SECONDARY INSTABILITY IN 3-DIMENSIONAL MAGNETIC RECONNECTION

The transition to turbulence in three-dimensional reconnection of a magnetic neutral sheet is investigated. The transition can occur via a three-step process. First, the sheet undergoes the usual tearing instability. Second, the tearing mode saturates to form a two-dimensional quasisteady state. Third, this secondary equilibrium is itself ideally unstable when it is perturbed by three-dimensional disturbances. Most of this paper is devoted to the analysis and simulation of the three-dimensional linear stability properties of the two-dimensional saturated tearing layer. The numerical simulations are performed with a semi-implicit, pseudospectral-Fourier collocation algorithm. A three-dimensional secondary linear instability that grows on the ideal time scale is identified. An examination of the modal energetics reveals that the largest energy transfer is from the mean field to the three-dimensional field, with the two-dimensional field acting as a catalyst. Results of some high-resolution, fully nonlinear calculations that provide insight into the complete evolution of the system are then presented.
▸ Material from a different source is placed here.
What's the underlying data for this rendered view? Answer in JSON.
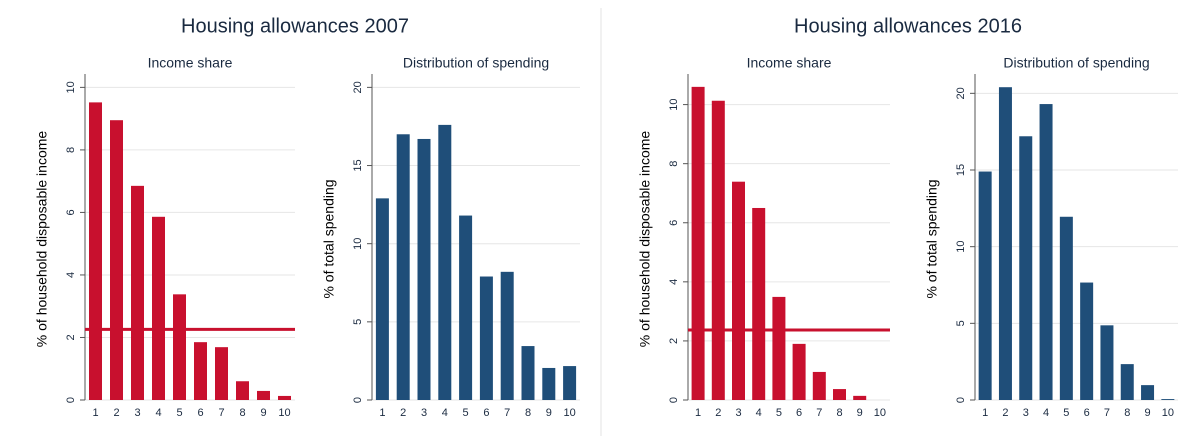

During the nonlinear phase, the modes with structure in the third dimension are, in general, more energetic than the purely two-dimensional modes. The evolution is interpreted as being due to a kinking of flux tubes formed during the initial two-dimensional tearing stage. The system reorganizes itself turbulently into a new three-dimensional quasisteady state, which, however, dissipates much more energy than the two-dimensional saturated state. The present work has important implications for a wide range of astrophysical processes that are believed to involve rapid magnetic energy release.